Interest income decreased due to lower interest rates, coupled with
lower average cash balances. Capitalized interest expense totaled
$50 million in 2011, $36 million in 2010 and $34 million in
2009.
|
| (b) |
In 2010
and 2009, represents gains on sales of certain investments and
businesses. Net gains primarily include realized gains and losses
on sales of available-for-sale securities: in 2011, 2010 and 2009,
gross realized gains were $79 million, $153 million and $186
million, respectively. Gross realized losses were $73 million in
2011, $12 million in 2010 and $43 million in 2009. Proceeds,
primarily from the sale of available-for-sale securities, were
$10.2 billion in 2011, $5.3 billion in 2010 and $27.0 billion in
2009.
|
| (c) |
In 2011,
primarily relates to charges for hormone-replacement therapy
litigation. In 2010, includes a $1.3 billion charge for asbestos
litigation related to our wholly owned subsidiary, Quigley Company,
Inc.
|
| (d) |
The
majority of the asset impairment charges for 2011 and 2010 are
related to intangible assets, including in-process research and
development (IPR&D) assets, which were acquired as part of our
acquisition of Wyeth.
|
In 2011, the impairment
charges of $863 million include (i) approximately $475 million
of IPR&D assets, primarily related to two compounds for the
treatment of certain autoimmune and inflammatory diseases;
(ii) approximately $195 million related to our
biopharmaceutical indefinite-lived brand, Xanax; and
(iii) approximately $185 million of Developed Technology
Rights comprising the impairments of five assets. These impairment
charges reflect, among other things, the impact of new scientific
findings and the increased competitive environment. The impairment
charges are associated with the following: Worldwide Research and
Development ($394 million); Established Products ($193 million);
Specialty Care ($135 million); Primary Care ($56 million); Oncology
($56 million); Animal Health ($17 million); and other ($12
million).
In 2010, the impairment
charges of $2.2 billion include (i) approximately $950 million
of IPR&D assets, primarily Prevnar 13/Prevenar 13 Adult, a
compound for the prevention of pneumococcal disease in adults age
50 and older, and Neratinib, a compound for the treatment of breast
cancer; (ii) approximately $700 million of indefinite-lived
Brands, related to Third Age, infant formulas for the first 12-36
months of age, and Robitussin, a cough suppressant; and
(iii) approximately $550 million of Developed Technology
Rights, primarily Thelin, a product that treated pulmonary
hypertension, and Protonix, a product that treats erosive
gastroesophageal reflux disease.
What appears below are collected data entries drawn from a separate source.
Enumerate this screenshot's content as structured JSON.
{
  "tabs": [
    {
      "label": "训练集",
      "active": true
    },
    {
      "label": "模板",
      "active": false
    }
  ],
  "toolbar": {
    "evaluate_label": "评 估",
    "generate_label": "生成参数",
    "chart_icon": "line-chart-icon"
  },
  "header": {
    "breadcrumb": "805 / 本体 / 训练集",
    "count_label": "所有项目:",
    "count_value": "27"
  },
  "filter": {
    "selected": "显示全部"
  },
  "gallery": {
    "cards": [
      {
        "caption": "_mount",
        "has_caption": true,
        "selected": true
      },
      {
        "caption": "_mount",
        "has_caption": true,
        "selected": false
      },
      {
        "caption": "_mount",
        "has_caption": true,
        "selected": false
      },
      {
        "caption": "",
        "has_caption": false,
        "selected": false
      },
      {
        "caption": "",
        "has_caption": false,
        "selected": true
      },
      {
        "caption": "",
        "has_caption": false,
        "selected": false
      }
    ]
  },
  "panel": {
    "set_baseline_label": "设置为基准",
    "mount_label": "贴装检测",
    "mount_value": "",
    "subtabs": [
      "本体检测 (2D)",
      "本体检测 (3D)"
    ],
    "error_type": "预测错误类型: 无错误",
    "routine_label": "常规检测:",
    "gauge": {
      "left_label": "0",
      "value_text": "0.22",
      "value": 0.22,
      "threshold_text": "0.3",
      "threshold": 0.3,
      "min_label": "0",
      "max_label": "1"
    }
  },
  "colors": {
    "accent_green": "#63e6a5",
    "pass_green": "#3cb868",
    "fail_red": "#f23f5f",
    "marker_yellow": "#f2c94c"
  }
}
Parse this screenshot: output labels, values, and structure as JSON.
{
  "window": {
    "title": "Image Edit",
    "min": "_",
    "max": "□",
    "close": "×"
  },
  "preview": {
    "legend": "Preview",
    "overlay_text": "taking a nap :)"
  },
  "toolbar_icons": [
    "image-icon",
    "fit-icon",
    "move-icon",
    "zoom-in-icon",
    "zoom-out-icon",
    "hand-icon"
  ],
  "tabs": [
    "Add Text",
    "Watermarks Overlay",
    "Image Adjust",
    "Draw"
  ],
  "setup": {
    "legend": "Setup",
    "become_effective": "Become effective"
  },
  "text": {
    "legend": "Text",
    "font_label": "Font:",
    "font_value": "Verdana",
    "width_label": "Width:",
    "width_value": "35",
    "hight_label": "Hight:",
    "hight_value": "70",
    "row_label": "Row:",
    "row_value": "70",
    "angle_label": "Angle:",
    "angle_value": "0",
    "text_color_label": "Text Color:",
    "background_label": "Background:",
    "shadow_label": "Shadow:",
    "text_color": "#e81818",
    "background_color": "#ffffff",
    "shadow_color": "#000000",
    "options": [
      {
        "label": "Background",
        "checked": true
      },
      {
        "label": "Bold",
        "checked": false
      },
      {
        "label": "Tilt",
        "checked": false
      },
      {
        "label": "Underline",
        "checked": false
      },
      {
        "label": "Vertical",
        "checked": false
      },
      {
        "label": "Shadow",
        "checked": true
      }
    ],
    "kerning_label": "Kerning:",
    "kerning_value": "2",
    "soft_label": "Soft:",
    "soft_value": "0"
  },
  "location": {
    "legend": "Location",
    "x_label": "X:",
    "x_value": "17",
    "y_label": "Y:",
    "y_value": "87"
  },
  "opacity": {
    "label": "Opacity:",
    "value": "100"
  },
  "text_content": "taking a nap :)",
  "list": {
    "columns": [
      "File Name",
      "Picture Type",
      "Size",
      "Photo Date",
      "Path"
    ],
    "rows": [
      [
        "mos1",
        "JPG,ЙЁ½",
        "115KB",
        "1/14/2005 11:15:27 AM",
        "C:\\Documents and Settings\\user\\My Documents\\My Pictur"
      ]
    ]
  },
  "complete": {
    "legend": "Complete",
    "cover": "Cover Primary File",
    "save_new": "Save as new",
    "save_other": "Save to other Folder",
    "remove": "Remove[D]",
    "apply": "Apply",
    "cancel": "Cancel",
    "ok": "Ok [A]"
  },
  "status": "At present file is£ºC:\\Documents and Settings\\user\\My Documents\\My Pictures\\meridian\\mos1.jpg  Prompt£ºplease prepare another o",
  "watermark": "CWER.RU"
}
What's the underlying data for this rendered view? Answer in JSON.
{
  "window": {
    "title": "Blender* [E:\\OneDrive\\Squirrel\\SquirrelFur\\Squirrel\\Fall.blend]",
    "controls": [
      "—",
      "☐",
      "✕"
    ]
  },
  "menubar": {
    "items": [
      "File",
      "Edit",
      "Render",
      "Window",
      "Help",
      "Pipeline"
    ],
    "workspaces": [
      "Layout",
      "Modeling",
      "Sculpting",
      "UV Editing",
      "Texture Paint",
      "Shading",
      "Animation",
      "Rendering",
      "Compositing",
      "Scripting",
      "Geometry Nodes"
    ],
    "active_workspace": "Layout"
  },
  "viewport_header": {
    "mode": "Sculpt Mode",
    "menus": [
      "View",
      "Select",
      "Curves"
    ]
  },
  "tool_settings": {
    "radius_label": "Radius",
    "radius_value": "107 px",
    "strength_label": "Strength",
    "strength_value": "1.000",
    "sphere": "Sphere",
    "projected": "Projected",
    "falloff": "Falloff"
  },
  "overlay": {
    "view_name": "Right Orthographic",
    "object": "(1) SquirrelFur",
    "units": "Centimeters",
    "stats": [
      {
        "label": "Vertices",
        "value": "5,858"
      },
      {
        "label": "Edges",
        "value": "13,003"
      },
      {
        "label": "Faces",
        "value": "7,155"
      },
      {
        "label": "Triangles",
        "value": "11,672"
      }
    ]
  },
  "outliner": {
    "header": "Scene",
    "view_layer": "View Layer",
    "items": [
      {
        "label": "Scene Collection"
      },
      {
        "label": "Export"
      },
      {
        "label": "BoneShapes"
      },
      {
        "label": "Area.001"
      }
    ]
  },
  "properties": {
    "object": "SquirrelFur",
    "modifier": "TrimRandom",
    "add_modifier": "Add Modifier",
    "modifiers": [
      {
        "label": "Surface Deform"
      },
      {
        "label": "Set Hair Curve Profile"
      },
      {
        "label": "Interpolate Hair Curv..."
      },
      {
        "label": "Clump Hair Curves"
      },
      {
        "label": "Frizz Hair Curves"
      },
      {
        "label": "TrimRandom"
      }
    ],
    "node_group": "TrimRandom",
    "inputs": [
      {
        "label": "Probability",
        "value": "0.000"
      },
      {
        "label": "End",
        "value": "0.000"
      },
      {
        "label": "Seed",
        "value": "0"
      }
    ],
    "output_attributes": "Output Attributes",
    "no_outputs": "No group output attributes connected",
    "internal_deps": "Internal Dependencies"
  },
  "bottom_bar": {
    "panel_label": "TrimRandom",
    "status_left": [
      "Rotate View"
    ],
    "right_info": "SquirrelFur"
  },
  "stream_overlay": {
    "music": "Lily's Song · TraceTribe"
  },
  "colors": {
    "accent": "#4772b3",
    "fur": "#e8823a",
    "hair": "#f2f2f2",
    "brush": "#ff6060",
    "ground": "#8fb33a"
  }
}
These impairment charges, most of
which occurred in the third quarter of 2010, reflect, among other
things, the following: for IPR&D assets, the impact of changes
to the development programs, the projected development and
regulatory timeframes and the risk associated with these assets;
for Brand assets, the current competitive environment and planned
investment support; and, for Developed Technology Rights, in the
case of Thelin, we voluntarily withdrew the product in regions
where it was approved and discontinued all clinical studies
worldwide, and for the others, an increased competitive
environment. The impairment charges are generally associated with
the following: Specialty Care ($708 million); Oncology ($396
million); Nutrition ($385 million); Consumer Healthcare ($292
million); Established Products ($182 million); Primary Care ($145
million); Worldwide Research and Development ($54 million); and
other ($13 million).
In 2009, the impairment
charge of $417 million primarily relates to certain materials used
in our research and development activities that were no longer
considered recoverable.
| (e) |
Represents a gain related to ViiV, an equity method investment,
which is focused solely on research, development and
commercialization of HIV medicines (see Note 2F. Acquisitions,
Divestitures, Collaborative Arrangements and Equity-Method
Investments: Equity-Method Investments).